ROCKY IV (1985)

When East Meets West, the Champion Remains Standing.


Rocky IV’s score is the only Rocky movie not composed by Bill Conti, the composer synonymous with Rocky music. For this highly charged 1980’s spectacle, composing newcomer Vince DiCola was chosen to give a new sound to the Rocky series. Contributors to Rocky 4’s high-powered music include Survivor, who recorded the smash hit “Eye of the Tiger“, which was the biggest selling single of 1982, to Rocky III. They returned to IV with “Burning Heart”, the first single to be released from the film’s soundtrack.

Performing the most extravagant production number in any of the Rocky films, James Brown, the Godfather of Soul, sings “Living in America”, written by Dan Hartman with lyrics by Charlie Midnight. “Living in America” reached number 4 on America’s Billboard Hot 100 chart and went on to become a top five hit song in the United Kingdom. The song would be James Brown’s only top 10 single in the UK. It was also Brown’s first Top 40 hit in ten years in the US, and ultimately ended up being his last.

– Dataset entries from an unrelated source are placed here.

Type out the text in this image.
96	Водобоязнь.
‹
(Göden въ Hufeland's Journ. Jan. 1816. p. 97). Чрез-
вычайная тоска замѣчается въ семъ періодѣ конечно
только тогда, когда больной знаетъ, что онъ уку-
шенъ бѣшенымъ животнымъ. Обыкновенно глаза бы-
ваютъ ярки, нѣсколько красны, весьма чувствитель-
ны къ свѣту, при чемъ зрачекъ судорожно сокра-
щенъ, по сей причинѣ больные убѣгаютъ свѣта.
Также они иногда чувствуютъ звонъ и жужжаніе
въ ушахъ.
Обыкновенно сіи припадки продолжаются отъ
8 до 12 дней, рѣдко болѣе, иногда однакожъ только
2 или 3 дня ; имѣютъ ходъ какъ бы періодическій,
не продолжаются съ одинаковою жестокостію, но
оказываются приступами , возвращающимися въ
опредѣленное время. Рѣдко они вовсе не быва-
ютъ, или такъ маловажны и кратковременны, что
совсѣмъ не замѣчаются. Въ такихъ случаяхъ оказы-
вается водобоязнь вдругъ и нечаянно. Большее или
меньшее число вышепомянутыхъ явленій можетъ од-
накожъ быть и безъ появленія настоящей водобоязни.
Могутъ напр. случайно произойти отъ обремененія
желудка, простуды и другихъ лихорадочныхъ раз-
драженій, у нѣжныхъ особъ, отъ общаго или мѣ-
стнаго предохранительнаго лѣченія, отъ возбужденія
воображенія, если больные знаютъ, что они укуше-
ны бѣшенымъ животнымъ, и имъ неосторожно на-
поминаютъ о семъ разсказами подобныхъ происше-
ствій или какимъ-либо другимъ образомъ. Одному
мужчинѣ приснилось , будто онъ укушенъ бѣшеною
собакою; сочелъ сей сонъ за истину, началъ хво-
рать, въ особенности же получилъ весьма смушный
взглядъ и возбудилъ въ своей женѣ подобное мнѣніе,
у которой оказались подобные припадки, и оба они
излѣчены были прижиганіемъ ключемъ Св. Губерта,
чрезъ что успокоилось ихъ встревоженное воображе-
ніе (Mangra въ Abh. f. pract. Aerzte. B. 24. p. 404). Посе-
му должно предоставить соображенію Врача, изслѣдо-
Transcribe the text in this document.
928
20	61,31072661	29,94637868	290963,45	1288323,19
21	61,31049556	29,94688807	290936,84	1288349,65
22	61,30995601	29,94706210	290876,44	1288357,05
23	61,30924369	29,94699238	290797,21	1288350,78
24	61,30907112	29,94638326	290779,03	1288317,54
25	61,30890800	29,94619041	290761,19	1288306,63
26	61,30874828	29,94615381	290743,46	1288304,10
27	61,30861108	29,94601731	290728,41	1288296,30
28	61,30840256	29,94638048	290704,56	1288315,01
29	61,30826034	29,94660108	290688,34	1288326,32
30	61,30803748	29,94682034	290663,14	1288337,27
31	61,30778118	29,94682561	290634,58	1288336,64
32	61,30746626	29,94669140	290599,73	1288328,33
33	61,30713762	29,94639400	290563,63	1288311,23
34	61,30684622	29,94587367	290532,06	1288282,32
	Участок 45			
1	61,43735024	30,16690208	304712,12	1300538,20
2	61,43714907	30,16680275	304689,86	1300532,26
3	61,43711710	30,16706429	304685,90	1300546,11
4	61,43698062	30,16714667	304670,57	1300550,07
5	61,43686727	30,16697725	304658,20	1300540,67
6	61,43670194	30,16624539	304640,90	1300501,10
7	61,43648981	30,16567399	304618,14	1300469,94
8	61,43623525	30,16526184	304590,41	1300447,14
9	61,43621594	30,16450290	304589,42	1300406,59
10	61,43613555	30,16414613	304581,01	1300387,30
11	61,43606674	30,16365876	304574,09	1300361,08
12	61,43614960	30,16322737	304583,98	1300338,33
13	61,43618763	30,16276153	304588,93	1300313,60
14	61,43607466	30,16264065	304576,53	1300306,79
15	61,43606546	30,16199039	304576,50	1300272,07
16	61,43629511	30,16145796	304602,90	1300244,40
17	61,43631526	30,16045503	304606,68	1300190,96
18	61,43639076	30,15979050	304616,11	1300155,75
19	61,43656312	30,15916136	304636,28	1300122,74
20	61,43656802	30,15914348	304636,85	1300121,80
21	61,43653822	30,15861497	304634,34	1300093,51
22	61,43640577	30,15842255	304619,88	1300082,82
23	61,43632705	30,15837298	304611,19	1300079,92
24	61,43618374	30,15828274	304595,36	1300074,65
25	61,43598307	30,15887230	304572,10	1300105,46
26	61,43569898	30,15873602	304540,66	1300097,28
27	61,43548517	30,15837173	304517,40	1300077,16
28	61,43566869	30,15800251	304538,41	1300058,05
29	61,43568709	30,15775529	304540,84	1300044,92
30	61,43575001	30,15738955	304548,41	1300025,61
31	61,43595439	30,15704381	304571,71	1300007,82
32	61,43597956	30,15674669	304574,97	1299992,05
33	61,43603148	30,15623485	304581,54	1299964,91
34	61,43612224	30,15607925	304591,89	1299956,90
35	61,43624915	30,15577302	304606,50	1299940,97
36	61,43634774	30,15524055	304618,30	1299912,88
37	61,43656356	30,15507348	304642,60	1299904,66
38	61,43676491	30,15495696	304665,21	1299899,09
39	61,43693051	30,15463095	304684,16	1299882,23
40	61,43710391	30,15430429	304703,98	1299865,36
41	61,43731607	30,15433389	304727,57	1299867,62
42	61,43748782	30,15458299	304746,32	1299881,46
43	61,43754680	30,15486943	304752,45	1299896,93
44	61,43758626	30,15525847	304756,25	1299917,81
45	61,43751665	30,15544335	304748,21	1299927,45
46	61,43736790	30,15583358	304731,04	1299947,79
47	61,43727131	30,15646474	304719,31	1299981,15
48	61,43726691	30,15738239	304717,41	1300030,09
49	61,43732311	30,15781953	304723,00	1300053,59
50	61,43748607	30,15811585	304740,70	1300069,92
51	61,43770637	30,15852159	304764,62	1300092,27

James Brown’s recording of “Living in America” was nominated for a Grammy Award for Best R&B Song in 1986 and won the man himself a Grammy for Best Male R&B Vocal Performance.

Singer, songwriter and guitarist John Cafferty, leader of the Beaver Brown Band, recorded “Heart’s On Fire“, the inspirational theme of Rocky’s grueling Siberian training. On the US version of the film, a shot of Drago taking steroids is reframed to edit out a needle piercing his shoulder. To keep time with the song “Heart’s On Fire” playing in the background, previous shots of the needle full of steroids are slowed down. “Heart’s On Fire” went on to rank in the Billboard Hot 100 chart in 1986.

“Double or Nothing” (the love theme of Paulie and his robot) was a unique effort uniting two of America’s most popular singing voices for their first recording together. Performed by Kenny Loggins and Gladys Knight, the song, written by Paul Williams and Steve Dorff, is heard only briefly in the film.

Robert Tepper made his recording debut on the IV soundtrack with “No Easy Way Out”, a song written by Tepper who was discovered by Sylvester Stallone. “No Easy Way Out” provides the background for Rocky’s reminiscing sequence as he speeds through the night.

Touch, yet another Stallone discovery, made its debut here as well with its rendition of “Sweetest Victory”, written by Jake Hooker and Duane Hitchings.

Several duties on the IV soundtrack were given to Vince DiCola (co-writer of “Heart’s On Fire”) including composing the film’s score. Sylvester Stallone discovered DiCola in the early 1980’s, first enlisting his talents for several sections of underscoring on the song-oriented Staying Alive soundtrack. A talented musician as well as composer, DiCola plays all the keyboards and synthesizers throughout the Rocky 4 score.